S2GLC - Phase 1

S2GLC - Phase 1

S2GLC (Sentinel-2 Global Land Cover) was a project funded by the European Space Agency and carried out by a consortium led by CBK PAN (Space Research Centre of Polish Academy of Sciences).

The goal of the project was to develop a classification methodology with a high degree of automation, ready to be used for global land cover mapping based on Sentinel-2 imagery. According to the developed methodology each Sentinel-2 tile is classified separately using a set of multi-temporal images. To maintain the 10 m resolution of Sentinel-2 imagery a pixel-based approach has been chosen. Multi-temporal images are classified separately with random forest (RF) classifier applying training samples selected randomly from existing low resolution databases. The final result is calculated using a dedicated aggregation procedure. This aggregation analyses, for each individual pixel, all multi-temporal results together with their probability scores returned by RF classifier. The last step of the classification workflow is the post-processing applied mostly to the pixels classified with low probability.

Test sites

In the first phase of the project five test sites (Prototype Sites) were analysed. They cover five areas on four continents and include the whole areas of two European countries: Germany (360 000 km2) and Italy (approx. 300 000 km2), an area of 200 000 km2 in China (Asia), an area of 200 000 km2 in Colombia (South America) and an area of 220 000 km2 in Namibia (Africa).

The pictures below illustrate each of the Prototype Site with the red boundary line depicting the extent of analysed areas.














The classification workflow developed within the S2GLC project has been operationally used to produce land cover maps of five Prototype Sites in Germany, Italy, China, Columbia and Namibia. The resulting maps are presented below.








The presented land cover maps  have been prepared according to the legend shown in the table below.
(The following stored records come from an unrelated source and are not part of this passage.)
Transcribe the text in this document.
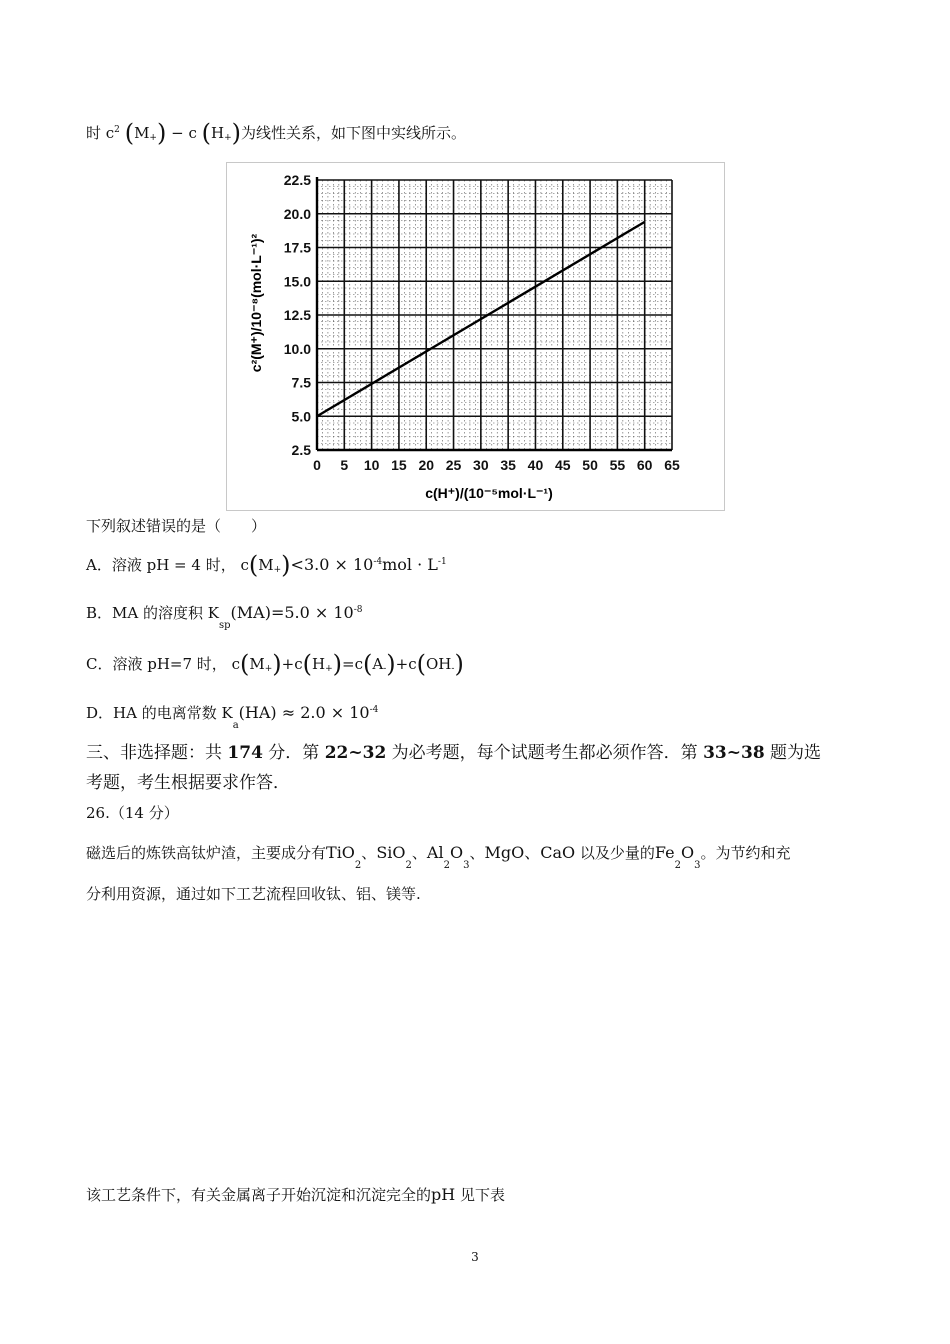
时 $c^2$ (M+) − c (H+)为线性关系，如下图中实线所示。
0 5 10 15 20 25 30 35 40 45 50 55 60 65
2.5
5.0
7.5
10.0
12.5
15.0
17.5
20.0
22.5
c²(M⁺)/10⁻⁸(mol·L⁻¹)²
c(H⁺)/(10⁻⁵mol·L⁻¹)
下列叙述错误的是（　　）
A．溶液 pH = 4 时， $c(M+)<3.0 \times 10^{-4}mol \cdot L^{-1}$
B．MA 的溶度积 $K_{sp}(MA)=5.0 \times 10^{-8}$
C．溶液 pH=7 时， c(M+)+c(H+)=c(A-)+c(OH-)
D．HA 的电离常数 $K_a(HA) \approx 2.0 \times 10^{-4}$
三、非选择题：共 174 分．第 22~32 为必考题，每个试题考生都必须作答．第 33~38 题为选
考题，考生根据要求作答．
26.（14 分）
磁选后的炼铁高钛炉渣，主要成分有TiO$_2$、SiO$_2$、$Al_2O_3$、MgO、CaO 以及少量的$Fe_2O_3$。为节约和充
分利用资源，通过如下工艺流程回收钛、铝、镁等.
该工艺条件下，有关金属离子开始沉淀和沉淀完全的pH 见下表
3
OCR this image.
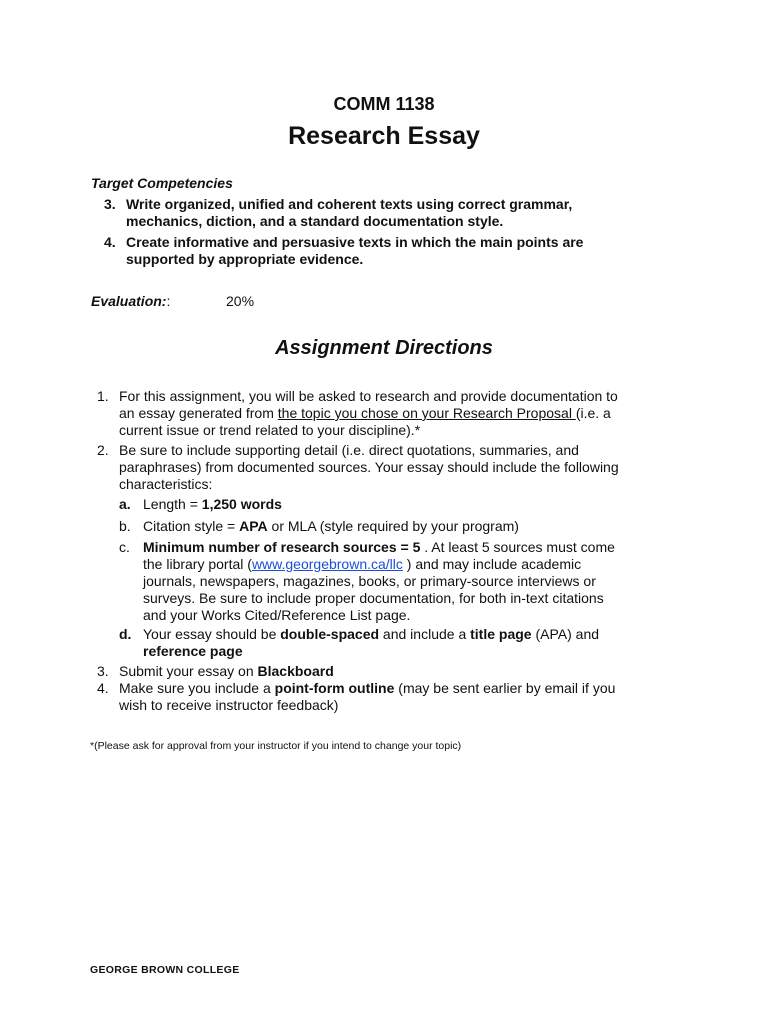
COMM 1138
Research Essay
Target Competencies
3. Write organized, unified and coherent texts using correct grammar, mechanics, diction, and a standard documentation style.
4. Create informative and persuasive texts in which the main points are supported by appropriate evidence.
Evaluation::	20%
Assignment Directions
1. For this assignment, you will be asked to research and provide documentation to an essay generated from the topic you chose on your Research Proposal (i.e. a current issue or trend related to your discipline).*
2. Be sure to include supporting detail (i.e. direct quotations, summaries, and paraphrases) from documented sources. Your essay should include the following characteristics:
a. Length = 1,250 words
b. Citation style = APA or MLA (style required by your program)
c. Minimum number of research sources = 5 . At least 5 sources must come the library portal (www.georgebrown.ca/llc ) and may include academic journals, newspapers, magazines, books, or primary-source interviews or surveys. Be sure to include proper documentation, for both in-text citations and your Works Cited/Reference List page.
d. Your essay should be double-spaced and include a title page (APA) and reference page
3. Submit your essay on Blackboard
4. Make sure you include a point-form outline (may be sent earlier by email if you wish to receive instructor feedback)
*(Please ask for approval from your instructor if you intend to change your topic)
GEORGE BROWN COLLEGE
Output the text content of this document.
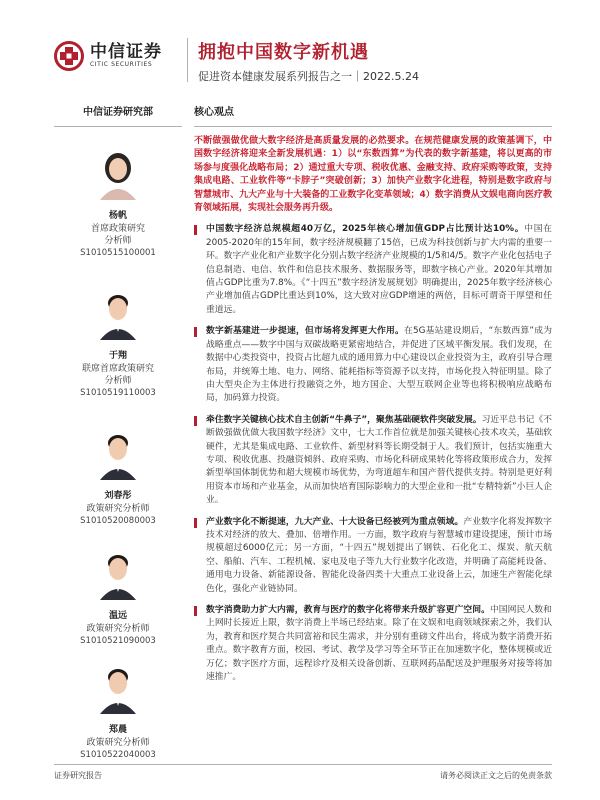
中信证券
CITIC SECURITIES
拥抱中国数字新机遇
促进资本健康发展系列报告之一｜2022.5.24
中信证券研究部
杨帆
首席政策研究
分析师
S1010515100001
于翔
联席首席政策研究
分析师
S1010519110003
刘春彤
政策研究分析师
S1010520080003
温远
政策研究分析师
S1010521090003
郑晨
政策研究分析师
S1010522040003
核心观点
不断做强做优做大数字经济是高质量发展的必然要求。在规范健康发展的政策基调下，中国数字经济将迎来全新发展机遇：1）以“东数西算”为代表的数字新基建，将以更高的市场参与度强化战略布局；2）通过重大专项、税收优惠、金融支持、政府采购等政策，支持集成电路、工业软件等“卡脖子”突破创新；3）加快产业数字化进程，特别是数字政府与智慧城市、九大产业与十大装备的工业数字化变革领域；4）数字消费从文娱电商向医疗教育领域拓展，实现社会服务再升级。

中国数字经济总规模超40万亿，2025年核心增加值GDP占比预计达10%。中国在2005-2020年的15年间，数字经济规模翻了15倍，已成为科技创新与扩大内需的重要一环。数字产业化和产业数字化分别占数字经济产业规模的1/5和4/5。数字产业化包括电子信息制造、电信、软件和信息技术服务、数据服务等，即数字核心产业。2020年其增加值占GDP比重为7.8%。《“十四五”数字经济发展规划》明确提出，2025年数字经济核心产业增加值占GDP比重达到10%，这大致对应GDP增速的两倍，目标可谓奇干厚望和任重道远。

数字新基建进一步提速，但市场将发挥更大作用。在5G基站建设期后，“东数西算”成为战略重点——数字中国与双碳战略更紧密地结合，并促进了区域平衡发展。我们发现，在数据中心类投资中，投资占比超九成的通用算力中心建设以企业投资为主，政府引导合理布局，并统筹土地、电力、网络、能耗指标等资源予以支持，市场化投入特征明显。除了由大型央企为主体进行投融资之外，地方国企、大型互联网企业等也将积极响应战略布局，加码算力投资。

牵住数字关键核心技术自主创新“牛鼻子”，聚焦基础硬软件突破发展。习近平总书记《不断做强做优做大我国数字经济》文中，七大工作首位就是加强关键核心技术攻关，基础软硬件，尤其是集成电路、工业软件、新型材料等长期受制于人。我们预计，包括实施重大专项、税收优惠、投融资倾斜、政府采购、市场化科研成果转化等将政策形成合力，发挥新型举国体制优势和超大规模市场优势，为弯道超车和国产替代提供支持。特别是更好利用资本市场和产业基金，从而加快培育国际影响力的大型企业和一批“专精特新”小巨人企业。

产业数字化不断提速，九大产业、十大设备已经被列为重点领域。产业数字化将发挥数字技术对经济的放大、叠加、倍增作用。一方面，数字政府与智慧城市建设提速，预计市场规模超过6000亿元；另一方面，“十四五”规划提出了钢铁、石化化工、煤炭、航天航空、船舶、汽车、工程机械、家电及电子等九大行业数字化改造，并明确了高能耗设备、通用电力设备、新能源设备、智能化设备四类十大重点工业设备上云，加速生产智能化绿色化，强化产业链协同。

数字消费助力扩大内需，教育与医疗的数字化将带来升级扩容更广空间。中国网民人数和上网时长接近上限，数字消费上半场已经结束。除了在文娱和电商领域探索之外，我们认为，教育和医疗契合共同富裕和民生需求，并分别有重磅文件出台，将成为数字消费开拓重点。数字教育方面，校园、考试、教学及学习等全环节正在加速数字化，整体规模或近万亿；数字医疗方面，远程诊疗及相关设备创新、互联网药品配送及护理服务对接等将加速推广。

证券研究报告	请务必阅读正文之后的免责条款
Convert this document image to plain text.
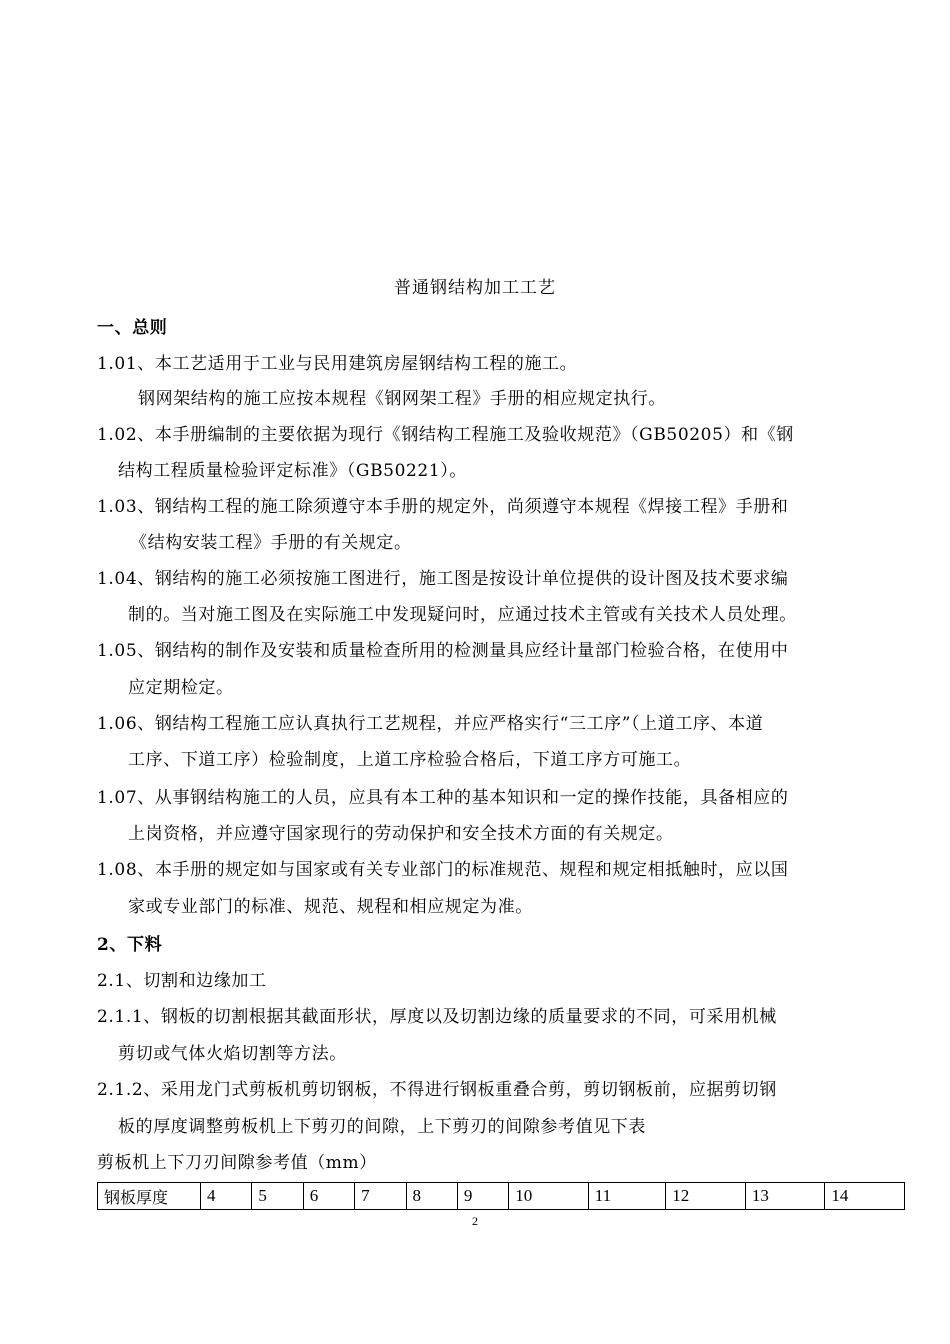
普通钢结构加工工艺
一、总则
1.01、本工艺适用于工业与民用建筑房屋钢结构工程的施工。
钢网架结构的施工应按本规程《钢网架工程》手册的相应规定执行。
1.02、本手册编制的主要依据为现行《钢结构工程施工及验收规范》（GB50205）和《钢
结构工程质量检验评定标准》（GB50221）。
1.03、钢结构工程的施工除须遵守本手册的规定外，尚须遵守本规程《焊接工程》手册和
《结构安装工程》手册的有关规定。
1.04、钢结构的施工必须按施工图进行，施工图是按设计单位提供的设计图及技术要求编
制的。当对施工图及在实际施工中发现疑问时，应通过技术主管或有关技术人员处理。
1.05、钢结构的制作及安装和质量检查所用的检测量具应经计量部门检验合格，在使用中
应定期检定。
1.06、钢结构工程施工应认真执行工艺规程，并应严格实行“三工序”（上道工序、本道
工序、下道工序）检验制度，上道工序检验合格后，下道工序方可施工。
1.07、从事钢结构施工的人员，应具有本工种的基本知识和一定的操作技能，具备相应的
上岗资格，并应遵守国家现行的劳动保护和安全技术方面的有关规定。
1.08、本手册的规定如与国家或有关专业部门的标准规范、规程和规定相抵触时，应以国
家或专业部门的标准、规范、规程和相应规定为准。
2、下料
2.1、切割和边缘加工
2.1.1、钢板的切割根据其截面形状，厚度以及切割边缘的质量要求的不同，可采用机械
剪切或气体火焰切割等方法。
2.1.2、采用龙门式剪板机剪切钢板，不得进行钢板重叠合剪，剪切钢板前，应据剪切钢
板的厚度调整剪板机上下剪刃的间隙，上下剪刃的间隙参考值见下表
剪板机上下刀刃间隙参考值（mm）
钢板厚度	4	5	6	7	8	9	10	11	12	13	14
2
The best classification results have been achieved for the German (85.2% of overall accuracy (OA)) and Italian (72.5%) Prototype Sites. These results are comparable with the quality of German and Italian CORINE LC 2012 database validated with LUCAS points (82.8% and 76.0% of OA, respectively) even though the S2GLC classification approach is completely different to the one applied for CORINE LC database. Accuracy of the results from the Chinese Prototype Site (72% OA) is also on a relatively high level and is characterized by a high degree of details. The results obtained for the Prototype Sites in Namibia and Columbia received lower level of OA, 56.1% and 52.5%, respectively. High disagreement between the existing GLC databases in these areas results in lower quality of reference data (comparing to Europe) and hampers collection of fully reliable training samples. This is considered as the main reasons for lower classification accuracy. Additional problems in the case of Columbian site are related to difficulties in obtaining cloudless images, high diversification of elevation (different lighting conditions) within the test area and, additionally, no seasonal changes in vegetation cover during the year. The latter decreases applicability of multi-temporal data due to minimal differences in the appearance of vegetation within the year. The lower results for the Namibian site could be explained by severe drought occurring in this part of Africa in recent years (2014 - 2016). This contributed to abnormal water regime, i.e. drying up of water bodies and changes in vegetation cover. Additionally, in many areas a problem occurs with clear distinction of boundaries between specific classes, e.g. un-consolidated – grasses, grasses – bush and shrubs, bush and shrubs – tree cover. These areas are transitional zones between the classes and represent a mixture of their components. Besides that, not irrigated agriculturally-used areas closely resemble other classes like shrubs or grassland.